Roanoke Times Copyright (c) 1995, Landmark Communications, Inc. DATE: THURSDAY, August 18, 1994 TAG: 9408190020 SECTION: BUSINESS PAGE: B-8 EDITION: METRO SOURCE: By DAN CASEY STAFF WRITER DATELINE: LENGTH: Medium
The Memphis, Tenn.-based corporation has delivered overnight mail to and from Roanoke for 10 years. However, it has hauled the mail 100 miles south to Greensboro, N.C., by truck each day and loaded it on Memphis-bound flights.
The new service, scheduled to begin Oct.3, will allow local customers to drop off packages later, said Armand Schneider, a Federal Express spokesman. It also means the delivery company may begin truck service to smaller local communities that it now does not serve.
"There are several big customers in Roanoke. There's enough volume there," he said.
A lease agreement with Federal Express was approved unanimously in concept by the Roanoke Regional Airport Commission on Wednesday. It allows the airport to enter into a lease with the $8.5 billion delivery company.
Federal Express will join four other overnight delivery carriers with operations at the airport: United Parcel Service; Emery Worldwide Air Cargo; Airborne Express; and Burlington Air Express, which began operations there Monday.
Schneider declined to specify the volume of business Federal Express does locally. He said it is up 25 percent, an increase he attributed to jumps in business of "a couple of large customers" he declined to identify.
Under terms of the agreement approved by the commission, Federal Express will lease 1,810 square feet of the old airport terminal building at $12 per square foot per year, for an annual total of $21,720.
The company also will rent 19,375 feet of the old parking lot, which it will fence in, for an additional $6,781.25 annually.

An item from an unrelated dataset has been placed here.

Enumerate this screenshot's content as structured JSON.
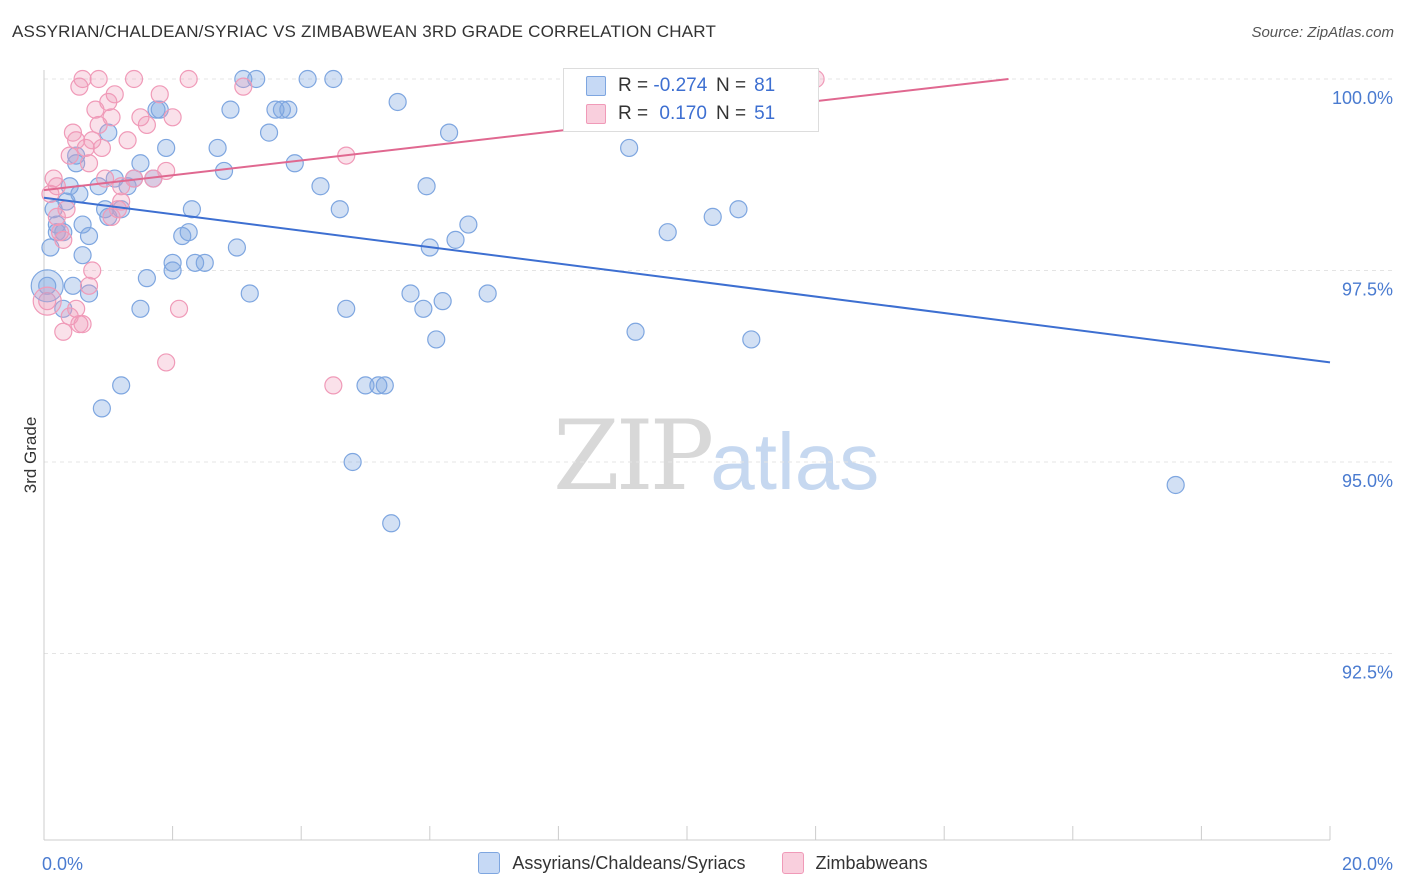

The lease is short-term because Federal Express intends to move into a new air cargo terminal the airport will open in 1996, said Mark Courtney, the airport's director of marketing.
Federal Express, which began operations in 1973, delivers 2 million packages each day around the world, Schneider said.
The company moves packages of all sizes on its fleet of 462 aircraft, which includes more than 200 jets. It has 65 employees and 46 trucks based on Peter's Creek Road, plus a spur office in Christiansburg with 15 employees and 15 delivery vehicles, Schneider said.
The company has no plans to expand its local work force, he added.
The opening of the service will bring a single Federal Express 727 jet to the airport six days a week, said Deborah Kruse, senior manager for Roanoke's Federal Express office.
The new service is an extension of the company's existing Memphis-to-Greensboro route now served by a 727 jet. Rather than staying in Greensboro as it does now, the jet will continue on to Roanoke, arriving at about 6:30 a.m. daily. It will depart Roanoke each night at 9, return to Greensboro and then fly on to Memphis, Federal Express' delivery hub.
"We're becoming the intermodal link - as opposed to the intermodal spoke - for Western Virginia," Courtney said.
The airport has seen dramatic growth in freight volume in recent years. Excluding the U.S. Postal Service, total air freight jumped from 20.4 million pounds in 1992 to 25.1 million pounds in 1993, an increase of 23 percent.
Total air freight for the first six months of 1994 was 13.7 million pounds, up from 11.1 million pounds in the first six months of 1993.
Courtney said the airport expects to hit 35 million pounds this year with the addition of Federal Express and Burlington.